Few investors lament the passing of 2015, but not many have greeted 2016 enthusiastically either.
Historically low oil prices and the prospect of more expensive credit have dented the performance of even the smartest investors - and the worry is the stock market may suffer even more of the same pain before it gets some relief.
For value investors, 2015 was a year to forget. Even Mr Warren Buffett, the investment guru whose stellar performance most of them would like to emulate, saw his fortune shrink by US$11.3 billion (S$16 billion) last year as the share price of his flagship Berkshire Hathaway tanked about 11 per cent. It was Berkshire's worst performance since 2008, as some of its biggest investments - IBM, American Express, Walmart, Procter & Gamble - suffered price plunges.
Those of us who have sunk our cash into Singapore blue chips have not fared any better.
The benchmark Straits Times Index tanked about 14 per cent last year. Fears of slowing economic growth and rising bad debt took their toll on the local banks which make up a big part of the index of 30 major stocks while a rout in oil prices spooked rig-builders Keppel Corp and Sembcorp Marine.
Market strategists do not see a rosy 2016. Bank of America Merrill Lynch, for example, notes the lack of global investors' interest in regional equities in its latest emerging market and Asia fund manager survey. It says international fund managers' positions in regional equities are at "near record low levels".
For local investors, the search for high-yielding safe investments is likely to be an arduous task.
Falling oil prices and rising US interest rates may put the dampener on the performance of blue chips and cause them to scale back on their dividend payouts if their earnings falter.
Even adopting a contrarian investment approach may backfire.
Whenever a stock registers a big fall, there is the temptation to consider it a bargain and load up on it. But last year, the market was littered with examples of contrarian investors being badly burnt by instances of so-called "cheap" stocks in the offshore and commodities sectors becoming even cheaper, following an extended drop in oil prices.
So timing an investment, even in blue chips badly bruised by a sudden sell-off, may be crucial if an investor does not want to suffer.
External events will likely shape how the local stock market performs, and that will accentuate the difficulties of making informed investment decisions.
While Wall Street will continue to be a key indicator on market direction, investors will also have to take events in China into account.
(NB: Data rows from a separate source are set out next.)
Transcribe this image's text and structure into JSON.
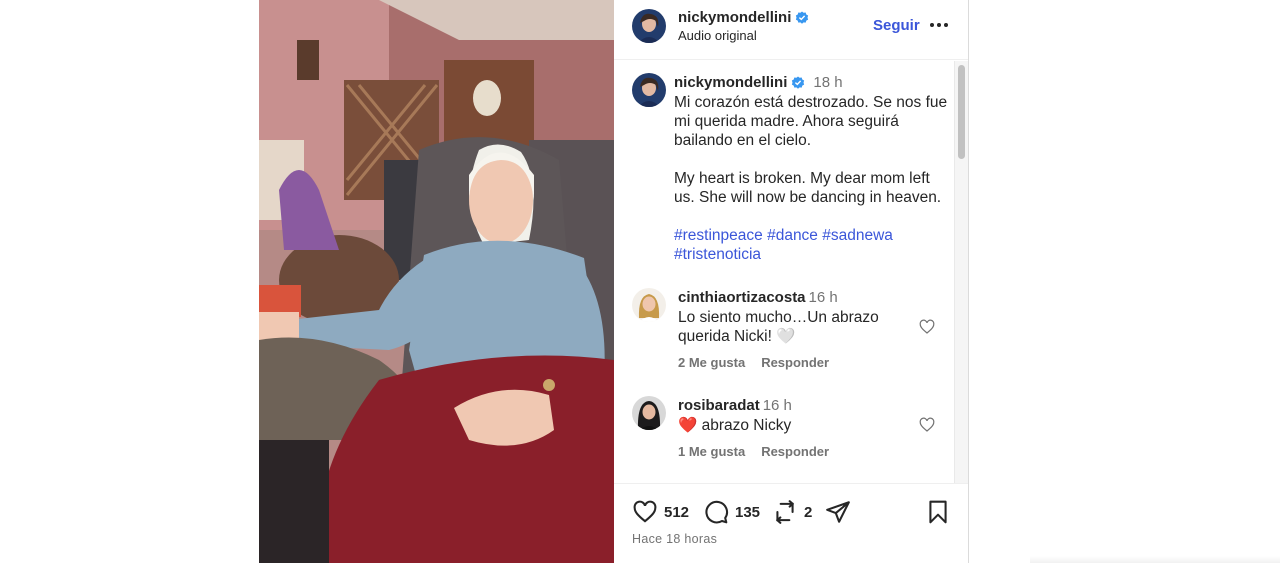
{
  "post": {
    "username": "nickymondellini",
    "audio": "Audio original",
    "follow_label": "Seguir",
    "caption_time": "18 h",
    "caption_es": "Mi corazón está destrozado. Se nos fue mi querida madre. Ahora seguirá bailando en el cielo.",
    "caption_en": "My heart is broken. My dear mom left us. She will now be dancing in heaven.",
    "hashtags": [
      "#restinpeace",
      "#dance",
      "#sadnewa",
      "#tristenoticia"
    ]
  },
  "comments": [
    {
      "username": "cinthiaortizacosta",
      "time": "16 h",
      "text": "Lo siento mucho…Un abrazo querida Nicki! 🤍",
      "likes": "2 Me gusta",
      "reply": "Responder"
    },
    {
      "username": "rosibaradat",
      "time": "16 h",
      "text": "❤️ abrazo Nicky",
      "likes": "1 Me gusta",
      "reply": "Responder"
    }
  ],
  "actions": {
    "likes": "512",
    "comments": "135",
    "reposts": "2",
    "posted": "Hace 18 horas"
  },
  "colors": {
    "link": "#3b56d9",
    "verified": "#3897f0",
    "muted": "#737373"
  }
}
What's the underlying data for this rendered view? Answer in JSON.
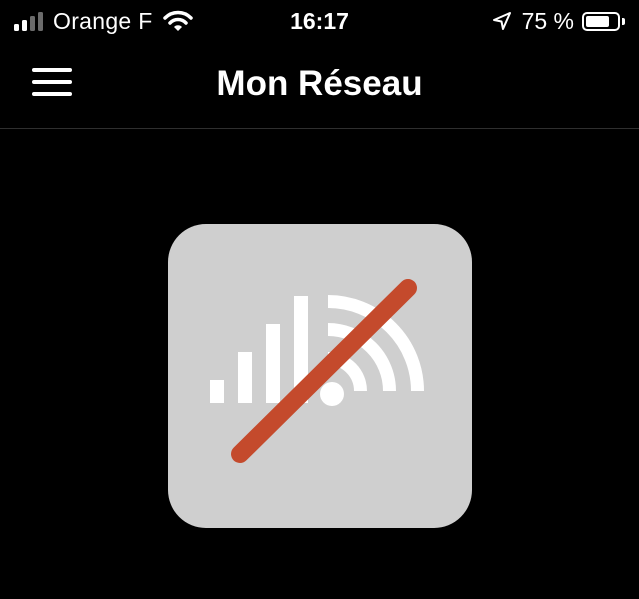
{
  "status_bar": {
    "carrier": "Orange F",
    "time": "16:17",
    "battery_percent": "75 %",
    "battery_level": 0.75,
    "signal_bars": 4,
    "signal_bars_filled": 2,
    "icons": [
      "signal-bars-icon",
      "wifi-icon",
      "location-arrow-icon",
      "battery-icon"
    ]
  },
  "nav": {
    "title": "Mon Réseau",
    "menu_icon": "hamburger-menu-icon"
  },
  "network_tile": {
    "icon": "network-disconnected-icon",
    "tile_color": "#cfcfcf",
    "glyph_color": "#ffffff",
    "strike_color": "#c44a2c"
  },
  "colors": {
    "background": "#000000",
    "text": "#ffffff",
    "divider": "#2f2f2f"
  }
}
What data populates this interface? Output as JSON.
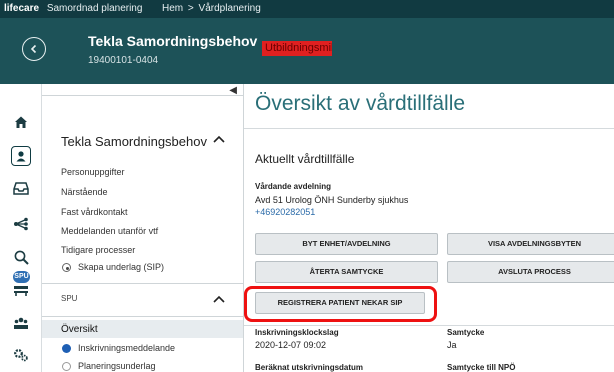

The Chinese central bank's sudden move last August to allow the yuan to weaken is still fresh in many fund managers' minds. This makes them wary of being caught out by any further policy moves by Beijing as it attempts to make the transition from being an export-led manufacturing economy to one which focuses on services and domestic consumption.
Observers are worried about any further downward lurches in oil and commodity prices and the impact this may have on the global economy - a worry compounded by the weakness in China, and its waning appetite for raw materials.
On the upside, cheaper prices reduce inflation. But the losses from lower oil prices seem more concentrated than the gains, as we see the immediate impact on the losers - the oil majors and their services providers slashing capital expenditure and workforce to preserve their cash resources.
That means each new phase of oil price weakness is likely to trigger a fresh bout of sell-off, especially on the commodity-heavy South-east Asian bourses.
There is also the usual concern over the impact which the policies pursued by the various major central banks will have on the financial markets. For most of last year, investors agonised over when the US central bank would start hiking interest rates. Now that it has done so - the first hike in nearly a decade last month - the big question is how frequent and by how much future increases will be.
Of course, if the hikes come regularly the cost of borrowing for everyone - from home buyers to businesses - will rise.
It does not help that 2016 is a presidential election year in the US; vitriol from the campaigning may add further uncertainties to what already looks like a difficult stock-market year ahead. But one definite result of the Federal Reserve's tightening monetary policy is the strengthening of the US dollar - and this will make the cost of borrowing in greenback dearer.
Another consequence may be a further sell-off in regional equities as hedge funds repay huge US dollar loans taken to bet on emerging stock markets and commodities.
There is one further concern to highlight - the bond market. In recent years, there has been a proliferation of bonds offering an attractive yield which were snapped up by investors even though these bonds are un-rated by credit agencies.
But with borrowing costs on the rise, the credit quality of these bond issuers will become an issue, with investors belatedly demanding even higher yields to compensate for the heightened risks of holding their bonds. Worse, most bonds are thinly traded. Their holders may be hard-pressed to find buyers unless they are willing to take a big hair-cut on their investments.
The consolation for value investors with powerful cashflows is that if they look beyond this year, any bad news that may erupt could be a chance to buy blue chips.
Last year, the sharp decline in the value of some of Berkshire's largest holdings did not stop Mr Buffett from expanding his business empire; he snapped up aircraft components maker Precision Castparts for US$32 billion and backed the merger between Kraft and Heinz to form the world's fifth-largest food company.
Mr Buffett once said that an investor should buy a stock only if he is perfectly happy to hold it even if the market were to shut down for 10 years. That is one piece of advice worth bearing in mind. Happy New Year.